NVIDIA · NVIDIA Triton Inference Server (Note: This component may be bundled within other NVIDIA software suites and products).

A critical vulnerability has been identified in the NVIDIA Triton Inference Server, a platform used for deploying artificial intelligence models.

Executive summary

A critical vulnerability has been identified in the NVIDIA Triton Inference Server, a platform used for deploying artificial intelligence models. An unauthenticated attacker can send a specially crafted network request to cause a stack overflow, which could allow them to execute arbitrary code and take full control of the affected server. This vulnerability poses a severe risk of data breach, system compromise, and disruption of critical AI-powered services.

Vulnerability

The vulnerability is a stack-based buffer overflow within the HTTP request handling component of the NVIDIA Triton Inference Server. An unauthenticated remote attacker can exploit this by sending a crafted HTTP request containing an overly long value in a specific field (e.g., a header or parameter).
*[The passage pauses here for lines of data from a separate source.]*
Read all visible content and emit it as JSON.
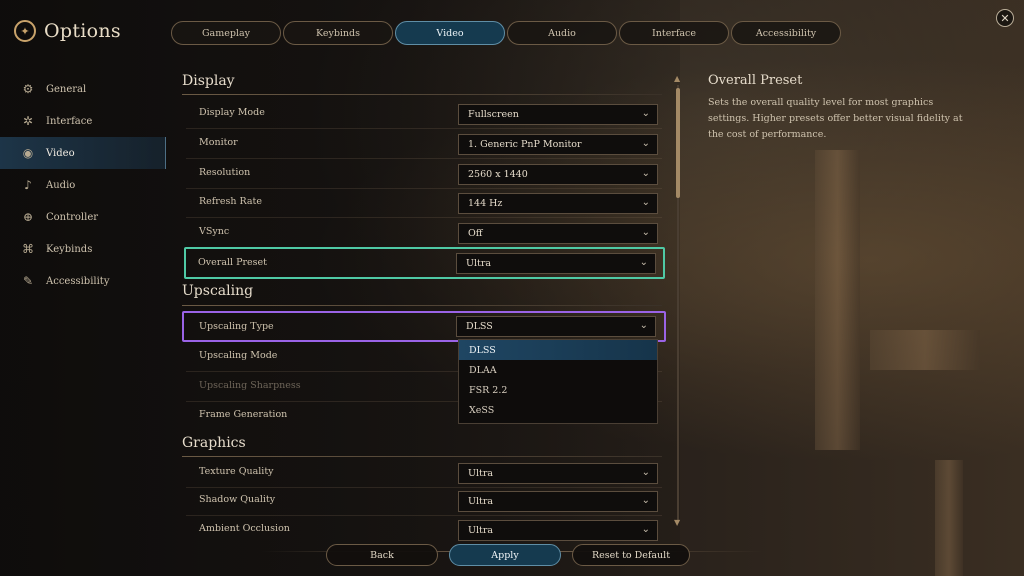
{
  "app": {
    "title": "Options",
    "logo_icon": "tri-dot-logo-icon",
    "close_icon": "close-icon"
  },
  "tabs": [
    {
      "label": "Gameplay",
      "active": false
    },
    {
      "label": "Keybinds",
      "active": false
    },
    {
      "label": "Video",
      "active": true
    },
    {
      "label": "Audio",
      "active": false
    },
    {
      "label": "Interface",
      "active": false
    },
    {
      "label": "Accessibility",
      "active": false
    }
  ],
  "sidebar": {
    "items": [
      {
        "label": "General",
        "icon": "gears-icon"
      },
      {
        "label": "Interface",
        "icon": "interface-icon"
      },
      {
        "label": "Video",
        "icon": "video-icon",
        "active": true
      },
      {
        "label": "Audio",
        "icon": "speaker-icon"
      },
      {
        "label": "Controller",
        "icon": "controller-icon"
      },
      {
        "label": "Keybinds",
        "icon": "keybinds-icon"
      },
      {
        "label": "Accessibility",
        "icon": "accessibility-icon"
      }
    ]
  },
  "sections": {
    "display": {
      "title": "Display",
      "rows": [
        {
          "label": "Display Mode",
          "value": "Fullscreen"
        },
        {
          "label": "Monitor",
          "value": "1. Generic PnP Monitor"
        },
        {
          "label": "Resolution",
          "value": "2560 x 1440"
        },
        {
          "label": "Refresh Rate",
          "value": "144 Hz"
        },
        {
          "label": "VSync",
          "value": "Off"
        },
        {
          "label": "Overall Preset",
          "value": "Ultra"
        }
      ]
    },
    "upscaling": {
      "title": "Upscaling",
      "rows": [
        {
          "label": "Upscaling Type",
          "value": "DLSS"
        },
        {
          "label": "Upscaling Mode"
        },
        {
          "label": "Upscaling Sharpness",
          "disabled": true
        },
        {
          "label": "Frame Generation"
        }
      ],
      "dropdown_options": [
        "DLSS",
        "DLAA",
        "FSR 2.2",
        "XeSS"
      ],
      "dropdown_selected": "DLSS"
    },
    "graphics": {
      "title": "Graphics",
      "rows": [
        {
          "label": "Texture Quality",
          "value": "Ultra"
        },
        {
          "label": "Shadow Quality",
          "value": "Ultra"
        },
        {
          "label": "Ambient Occlusion",
          "value": "Ultra"
        }
      ]
    }
  },
  "description": {
    "title": "Overall Preset",
    "text": "Sets the overall quality level for most graphics settings. Higher presets offer better visual fidelity at the cost of performance."
  },
  "footer": {
    "back": "Back",
    "apply": "Apply",
    "reset": "Reset to Default"
  },
  "colors": {
    "accent_blue": "#153a4f",
    "highlight_green": "#4fc9a5",
    "highlight_purple": "#9a63e6",
    "gold": "#c9a36b"
  }
}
This action overwrites the program's call stack, potentially allowing the attacker to hijack the execution flow and run arbitrary code with the permissions of the Triton server process, or at minimum, crash the server causing a denial of service.

Business impact

This vulnerability is rated as critical severity with a CVSS score of 9.8. A successful exploit could lead to complete system compromise, allowing an attacker to execute remote code on the server hosting the Triton Inference Server. This poses a significant business risk, including the theft of proprietary AI/ML models and sensitive training data, unauthorized access to internal networks, and the potential for deploying ransomware. A denial-of-service attack would disrupt critical AI-driven applications, leading to operational downtime, reputational damage, and financial loss.

Remediation

Immediate Action: Organizations must immediately apply the security updates provided by NVIDIA. Prioritize patching internet-facing Triton Inference Servers and then internal instances to mitigate the risk of exploitation.

Proactive Monitoring: Security teams should actively monitor for signs of exploitation. Review web server and application logs for unusually long or malformed HTTP requests directed at the Triton server. Monitor system behavior for unexpected crashes or restarts of the Triton server process and look for anomalous outbound network connections from the server, which could indicate a successful compromise.

Compensating Controls: If immediate patching is not feasible, implement a Web Application Firewall (WAF) with rules to inspect and block malformed HTTP requests or those with excessively long headers/parameters. Additionally, restrict network access to the Triton Inference Server's HTTP port, allowing connections only from trusted, authorized IP addresses to reduce the attack surface.

Exploitation status

Public Exploit Available: False

Analyst recommendation

Given the critical severity (CVSS 9.8) and the high potential for remote code execution, this vulnerability requires immediate attention. We strongly recommend that all organizations using the NVIDIA Triton Inference Server apply the vendor-supplied patches without delay, prioritizing internet-exposed systems. Although not yet listed in the CISA KEV, its severity makes it a prime target for exploitation. If patching is delayed, the compensating controls outlined above should be implemented as an urgent temporary measure.